Once again I chose this week's short story from American Short Story Masterpieces, edited by Raymond Carver and Tom Jenks. Many of the authors included in this anthology are completely new to me, so I've been flipping through the volume and choosing the stories at random. Although I've only read a couple I think it is proving to be an excellent selection of stories and 'masterpieces' is probably not an exaggeration.
I've never read any of Mark Helprin's work, but I was drawn to his story, "Letters from the Samantha", because it is told in the format of letters from the ship's captain. A story told via letters and taking place on a ship, this should be a nice adventure, I thought. Perfect Sunday reading. I suppose it could be read as just an tale of adventure, but there was most definitely more to it. Stories like this scream to be read in a group and discussed, but it'll give me something to think about over the course of the week.
The story consists of six letters written by Samson Low between August 20, 1909 and September 3, 1909. The reader is told:
"These letters were recovered in good condition from the vault of the sunken Samantha, an iron-hulled sailing ship of one thousand tons, built in Scotland in 1879 and wrecked during the First World War in the Persian Gulf off Basra."
Samson Low details his experiences, which began off the coast of Madagascar, and the decisions he makes after surviving a monsoon intact, decisions which he will come to regret. The crew sighted a tornado on land, which quickly veered off to sea. It was exciting for the crew to be so close to such a fierce spectacle of nature. Even Low himself said, "I confess that I have wished to be completely taken up by such a thing, to be lifted into the clouds, arms and legs pinned in the stream". It is feared that the ship will indeed be picked up by the wind, but in the end it will change directions, missing them. When the storm was over, and they were piloting themselves through the mess, they spot a clump of vegetation and "floating upon it was a large monkey, bolt upright and dignified". Impulsively Low offers the end of a boat hook and brings the animal on board. Although he instantly regrets his action, "this creature we have today removed from the sea is like a man".
Spoiler alert from here on out, in case you've not read this yet.

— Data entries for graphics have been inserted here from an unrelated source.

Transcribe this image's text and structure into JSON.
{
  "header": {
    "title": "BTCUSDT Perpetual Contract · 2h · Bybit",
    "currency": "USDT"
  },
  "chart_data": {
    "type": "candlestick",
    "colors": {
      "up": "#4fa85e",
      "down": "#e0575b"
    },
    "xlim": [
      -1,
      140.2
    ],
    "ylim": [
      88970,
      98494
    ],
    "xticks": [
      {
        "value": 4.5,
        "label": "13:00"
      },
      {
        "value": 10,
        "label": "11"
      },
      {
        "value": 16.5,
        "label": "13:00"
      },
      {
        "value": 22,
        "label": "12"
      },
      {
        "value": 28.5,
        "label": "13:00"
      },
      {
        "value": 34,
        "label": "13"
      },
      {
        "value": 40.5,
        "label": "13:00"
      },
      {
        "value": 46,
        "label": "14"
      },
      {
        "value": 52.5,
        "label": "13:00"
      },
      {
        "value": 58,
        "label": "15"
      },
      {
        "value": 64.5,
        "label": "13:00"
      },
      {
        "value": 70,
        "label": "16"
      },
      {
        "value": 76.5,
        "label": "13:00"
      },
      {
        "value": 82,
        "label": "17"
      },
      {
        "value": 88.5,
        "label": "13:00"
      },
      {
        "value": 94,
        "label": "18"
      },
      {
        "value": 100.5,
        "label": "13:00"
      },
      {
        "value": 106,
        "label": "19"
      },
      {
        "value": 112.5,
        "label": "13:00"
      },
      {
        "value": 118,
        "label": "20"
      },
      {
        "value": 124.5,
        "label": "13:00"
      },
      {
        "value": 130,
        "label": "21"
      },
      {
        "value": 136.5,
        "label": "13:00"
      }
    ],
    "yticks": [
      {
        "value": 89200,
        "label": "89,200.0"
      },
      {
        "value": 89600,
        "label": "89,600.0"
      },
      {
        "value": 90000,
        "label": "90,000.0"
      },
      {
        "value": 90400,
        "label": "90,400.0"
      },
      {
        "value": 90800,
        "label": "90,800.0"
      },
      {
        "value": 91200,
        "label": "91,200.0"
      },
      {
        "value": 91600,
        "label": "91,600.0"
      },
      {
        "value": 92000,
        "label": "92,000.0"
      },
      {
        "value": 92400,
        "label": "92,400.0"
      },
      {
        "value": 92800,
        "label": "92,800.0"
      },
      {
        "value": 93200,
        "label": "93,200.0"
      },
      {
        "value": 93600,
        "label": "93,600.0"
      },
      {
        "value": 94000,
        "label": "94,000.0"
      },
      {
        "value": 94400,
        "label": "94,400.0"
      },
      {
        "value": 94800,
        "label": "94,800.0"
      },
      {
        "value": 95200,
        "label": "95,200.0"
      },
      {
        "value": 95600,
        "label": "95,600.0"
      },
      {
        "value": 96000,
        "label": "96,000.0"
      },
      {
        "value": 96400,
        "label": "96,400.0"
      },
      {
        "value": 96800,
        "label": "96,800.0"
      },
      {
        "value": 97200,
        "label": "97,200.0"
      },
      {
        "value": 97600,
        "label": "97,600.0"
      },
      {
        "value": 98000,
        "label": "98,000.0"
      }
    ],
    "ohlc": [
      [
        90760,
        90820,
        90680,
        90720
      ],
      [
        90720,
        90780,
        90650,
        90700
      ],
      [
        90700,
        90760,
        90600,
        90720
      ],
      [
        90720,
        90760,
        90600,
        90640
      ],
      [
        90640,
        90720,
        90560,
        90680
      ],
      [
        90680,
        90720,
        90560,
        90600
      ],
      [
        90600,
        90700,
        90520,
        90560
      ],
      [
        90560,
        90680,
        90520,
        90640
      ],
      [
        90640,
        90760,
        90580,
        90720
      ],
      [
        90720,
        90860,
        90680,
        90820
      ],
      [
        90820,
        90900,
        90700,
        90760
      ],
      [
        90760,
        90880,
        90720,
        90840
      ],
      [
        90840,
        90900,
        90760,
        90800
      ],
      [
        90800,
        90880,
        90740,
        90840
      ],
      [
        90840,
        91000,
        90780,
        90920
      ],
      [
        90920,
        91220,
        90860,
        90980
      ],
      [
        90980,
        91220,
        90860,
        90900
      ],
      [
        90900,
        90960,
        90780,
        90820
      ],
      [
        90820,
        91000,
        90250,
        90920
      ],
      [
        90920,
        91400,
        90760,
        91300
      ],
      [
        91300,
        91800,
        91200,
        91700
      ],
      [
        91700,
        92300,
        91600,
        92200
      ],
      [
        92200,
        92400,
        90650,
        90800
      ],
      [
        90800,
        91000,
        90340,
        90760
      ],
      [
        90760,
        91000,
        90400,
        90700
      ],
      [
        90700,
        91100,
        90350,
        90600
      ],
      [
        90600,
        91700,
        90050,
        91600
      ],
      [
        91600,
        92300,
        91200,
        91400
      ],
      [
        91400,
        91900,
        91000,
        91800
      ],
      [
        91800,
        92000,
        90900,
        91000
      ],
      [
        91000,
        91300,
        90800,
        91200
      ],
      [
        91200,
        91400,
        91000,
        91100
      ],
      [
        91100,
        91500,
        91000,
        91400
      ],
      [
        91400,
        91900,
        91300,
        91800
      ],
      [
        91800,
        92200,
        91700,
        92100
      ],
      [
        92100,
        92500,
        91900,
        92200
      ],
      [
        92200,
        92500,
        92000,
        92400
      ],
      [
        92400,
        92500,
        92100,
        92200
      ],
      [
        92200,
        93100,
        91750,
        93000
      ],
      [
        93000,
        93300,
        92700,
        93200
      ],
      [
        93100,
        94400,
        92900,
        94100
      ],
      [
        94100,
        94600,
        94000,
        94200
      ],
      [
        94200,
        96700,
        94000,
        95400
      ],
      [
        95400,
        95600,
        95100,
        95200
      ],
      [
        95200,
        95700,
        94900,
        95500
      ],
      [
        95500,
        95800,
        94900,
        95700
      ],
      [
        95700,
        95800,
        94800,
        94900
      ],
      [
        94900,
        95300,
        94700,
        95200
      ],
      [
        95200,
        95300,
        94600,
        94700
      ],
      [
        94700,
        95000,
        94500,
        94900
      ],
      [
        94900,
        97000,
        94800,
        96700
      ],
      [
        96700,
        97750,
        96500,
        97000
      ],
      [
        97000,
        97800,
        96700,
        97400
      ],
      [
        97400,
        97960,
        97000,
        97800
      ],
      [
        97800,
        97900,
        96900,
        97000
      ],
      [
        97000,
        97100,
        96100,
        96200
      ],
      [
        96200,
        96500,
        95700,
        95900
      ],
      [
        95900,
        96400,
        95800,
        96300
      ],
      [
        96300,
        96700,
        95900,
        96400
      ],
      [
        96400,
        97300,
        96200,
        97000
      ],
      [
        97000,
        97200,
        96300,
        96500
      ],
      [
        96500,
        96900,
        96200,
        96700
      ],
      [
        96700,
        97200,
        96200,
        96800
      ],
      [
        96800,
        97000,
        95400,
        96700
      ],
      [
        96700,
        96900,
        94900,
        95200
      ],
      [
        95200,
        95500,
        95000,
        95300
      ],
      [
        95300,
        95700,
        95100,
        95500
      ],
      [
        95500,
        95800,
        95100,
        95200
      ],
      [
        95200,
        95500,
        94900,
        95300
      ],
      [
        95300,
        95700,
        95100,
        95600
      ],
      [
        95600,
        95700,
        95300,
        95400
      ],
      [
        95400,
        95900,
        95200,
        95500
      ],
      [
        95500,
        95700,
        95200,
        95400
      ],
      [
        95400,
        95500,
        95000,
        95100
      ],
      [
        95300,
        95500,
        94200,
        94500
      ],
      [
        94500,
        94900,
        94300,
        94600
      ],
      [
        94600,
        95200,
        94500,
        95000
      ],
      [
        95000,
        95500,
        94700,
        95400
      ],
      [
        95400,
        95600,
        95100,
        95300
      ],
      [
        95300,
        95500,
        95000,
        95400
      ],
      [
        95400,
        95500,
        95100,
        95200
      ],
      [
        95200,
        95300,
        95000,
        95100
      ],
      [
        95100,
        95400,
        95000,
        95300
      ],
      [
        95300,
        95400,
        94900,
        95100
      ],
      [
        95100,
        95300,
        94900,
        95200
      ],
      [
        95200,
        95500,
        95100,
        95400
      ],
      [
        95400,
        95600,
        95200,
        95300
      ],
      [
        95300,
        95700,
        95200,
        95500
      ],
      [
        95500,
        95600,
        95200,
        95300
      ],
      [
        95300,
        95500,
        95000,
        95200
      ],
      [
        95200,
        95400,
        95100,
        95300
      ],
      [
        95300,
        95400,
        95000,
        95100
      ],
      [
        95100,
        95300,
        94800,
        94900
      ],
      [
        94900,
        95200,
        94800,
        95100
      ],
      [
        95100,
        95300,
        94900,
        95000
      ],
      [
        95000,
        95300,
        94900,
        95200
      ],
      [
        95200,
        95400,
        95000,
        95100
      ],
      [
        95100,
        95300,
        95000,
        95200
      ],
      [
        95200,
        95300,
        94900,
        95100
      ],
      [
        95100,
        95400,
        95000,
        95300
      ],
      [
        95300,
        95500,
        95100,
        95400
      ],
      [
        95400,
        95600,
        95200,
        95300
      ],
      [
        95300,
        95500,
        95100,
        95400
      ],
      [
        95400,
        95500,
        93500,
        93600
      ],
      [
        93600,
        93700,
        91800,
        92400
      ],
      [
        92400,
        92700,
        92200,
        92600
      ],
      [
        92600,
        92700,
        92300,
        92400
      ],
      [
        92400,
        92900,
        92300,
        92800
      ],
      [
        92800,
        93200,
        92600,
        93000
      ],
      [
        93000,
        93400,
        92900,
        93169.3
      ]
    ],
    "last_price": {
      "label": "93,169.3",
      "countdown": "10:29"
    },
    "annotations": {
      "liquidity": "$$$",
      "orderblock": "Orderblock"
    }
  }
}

The monkey climbs up to the top of the rigging and stays there. The captain considers throwing him overboard, but he won't come down, as the ship sails farther and farther away from its island. Eventually a raft is designed, and the crew splits into two--one group wanting to send him off in the raft when they get close enough to land, and the rest wishing to shoot him down from the rigging, as the screeching noises the animal makes unnerves the men and terrifies them. Low sides with the group who wishes to cast him afloat, knowing he would have to be the one to shoot the animal and has no desire to do so. Eventually hunger will tempt the animal down, somehow he's much less fearsome, hunched down, walking nearly on all four limbs, half the men's heights and "no more frightening than a hound". He becomes almost docile and a bit of a plaything to the crew who all stroll about with him on deck. As the days pass the novelty of having such an animal in close quarters wears off, as the men are returning home. Two of the crew will remove the manacles from the animal and dump the raft overboard, not wanting to set the ape adrift to what appears to be an inhospitable land. The captain is angered and decides at some point he can just throw the ape overboard. The men's attitudes quickly change. They forget about the ape, who sits listlessly in the heat and "looks like an old man, neutral to the world". The captain thinks only of keeping the crew under control. In the end he strangles the animal and pitches him over the side, "where he quickly sank".
I tried to look for some literary criticism about this story, but I didn't really come up with much online. One reviewer compared Helprin's story to the work of Melville and Conrad, two authors I've not read since high school (and then only shorter works). This makes me think the story must be full of symbolism or perhaps the author is trying to make a point about Empire/colonialism, or at the very least man's guilt and his inhumanity towards others (and I hesitate to just limit it to animals, since over and over the ape is compared to a man). It's rather telling that the story ends thus:
"Some of the crew have begun to talk about him as if he were about to be canonized. Others see him as evil. I assembled them as the coasts began to close on Suez and the top of the sea was white and still. I made my views clear, for in years of command and a life on the sea I have leaned much. I felt confident of what I told them."
"He is not a symbol. He stands neither for innocence nor for evil. There is no parable and no lesson in his coming and going. I was neither right nor wrong in bringing him aboard (though it was indeed incorrect) or in what I later did. We must get on with the ship's business. He does not stand for man. He stands for nothing. He was an ape, simian and lean, half sensible. He came on board, and now he is gone."
I think Samson Low protests too much. Or he's trying to convince himself? Low says it himself, though, when it comes to ship's business, not much else matters. Perhaps that's the biggest truth of the story.